In the coming years, she plans to open up a home-based business to teach others how to make soaps, not only through the organic raw materials, but also from used oil to make dishwashing soaps.
“I plan to let my niece run the business and ensure that there are organic soaps for every Bhutanese, and also hope that local products will substitute the import products,” Sonam Pelden said. “There are increasing number of people that appreciates such handmade products today.”
For now, Sonam Pelden makes these soaps at home when she receives orders.
For Ugyen, general manager of Bio Bhutan, making soap has never been more profitable. Along with his team, comprising of 15 people, they have been making natural soaps since 2008. Today, they export their products to countries such as Germany, Taiwan and Singapore, among others.
With a help of a soap expert from Thailand, the employees learnt how to create soaps based on the rich flora of the country, Ugyen said.
The assortment of soaps, neatly wrapped in desho paper, contains mustard oil, spices, bee wax, natural scents, essential oil distilled from lemon grass and wormwood.
The organic soap contains plant based natural antiseptic and skin care ingredients such as mustard oil, ginger, turmeric and essential oil. It doesn’t contain any synthetic colours, preservatives or chemical foaming agent.
“We are dedicated to promote sustainable use of natural resources and support rural communities in remote places. All the soaps are hand-cut and hand-wrapped,” Ugyen said. “The raw materials are supplied by communities from rural areas, which generates income for the rural communities.”
Raw materials such as sliced and dried turmeric are brought from Dagpai and Takabi women groups in Zhemgang, while sliced and dried ginger are brought from Dekeling in Sarpang and Lhuentse. Cold pressed mustard oil is brought from Dekeling in Sarpang. Artemisia and lemongrass essential oil are brought from Dozam, Uzorong, Baepam and Phunsum community forest management groups in Trashigang.

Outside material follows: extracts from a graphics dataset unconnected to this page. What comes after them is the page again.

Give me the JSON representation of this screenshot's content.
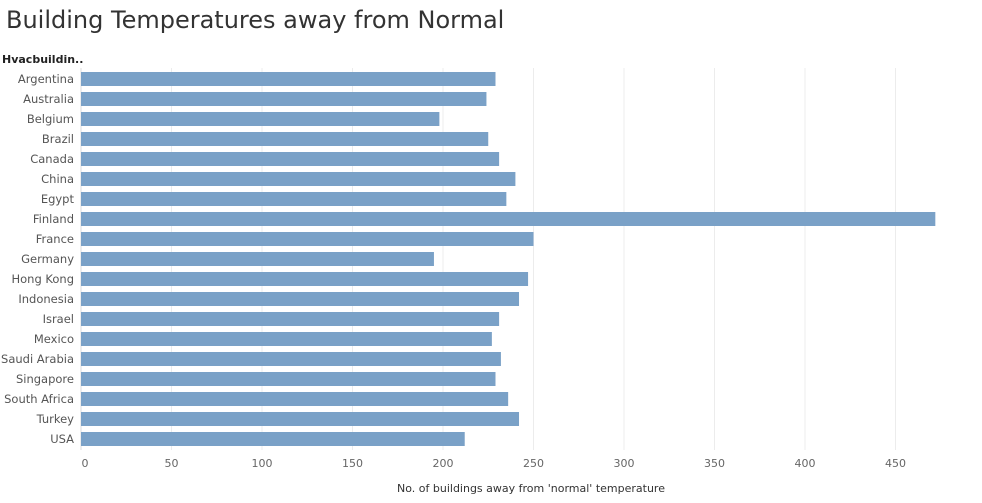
{
  "chart_data": {
    "type": "bar",
    "orientation": "horizontal",
    "title": "Building Temperatures away from Normal",
    "dimension_header": "Hvacbuildin..",
    "xlabel": "No. of buildings away from 'normal' temperature",
    "ylabel": "",
    "xlim": [
      0,
      495
    ],
    "xticks": [
      0,
      50,
      100,
      150,
      200,
      250,
      300,
      350,
      400,
      450
    ],
    "grid": true,
    "color": "#7aa1c7",
    "categories": [
      "Argentina",
      "Australia",
      "Belgium",
      "Brazil",
      "Canada",
      "China",
      "Egypt",
      "Finland",
      "France",
      "Germany",
      "Hong Kong",
      "Indonesia",
      "Israel",
      "Mexico",
      "Saudi Arabia",
      "Singapore",
      "South Africa",
      "Turkey",
      "USA"
    ],
    "values": [
      229,
      224,
      198,
      225,
      231,
      240,
      235,
      472,
      250,
      195,
      247,
      242,
      231,
      227,
      232,
      229,
      236,
      242,
      212
    ]
  }
}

We pay a premium price for ingredients supplied by our rural communities. For example, the price for 1kg Artemisia essential oil is Nu 2,500, and Nu 1,000 per kg for lemongrass essential oil. Coconut oil is imported from India, Ugyen said. Natural handmade soaps not only cleanse, but also restore the skin moisture.
“Since the soap doesn’t contain any synthetic or chemical foaming agent such as sodium lauryl sulphate, it is safe and biodegradable. On the other hand, industrial mass-produced soap uses lots of chemicals and synthetic additives, which is not good for the skin,” Ugyen said.
There is huge scope for natural handmade soap business, both in domestic and international market, Ugyen added. “However, the realisation of market potential depends on the amount of investment made.”
With such products available in the market, many are now appreciating and using these handmade products, Ugyen said. “There’s something essential when one buys handmade products, one becomes more responsible and mindful consumer. One appreciates the skills, time and effort put into every product.”
There are a whole bundle of different values as well. One can become anti-consumerist, go-green or embrace environmentally friendly approach, Ugyen added.
A corporate employee, Tandin Wangmo, said she makes a point to buy local handmade products.
“Whenever I buy a handmade product, I think about who might have made it and appreciate the effort they took to create it. I love knowing I am supporting someone’s passion,” Tandin Wangmo said. “Buying handmade product is a conscious decision and helps me be more conscious of where I am spending.”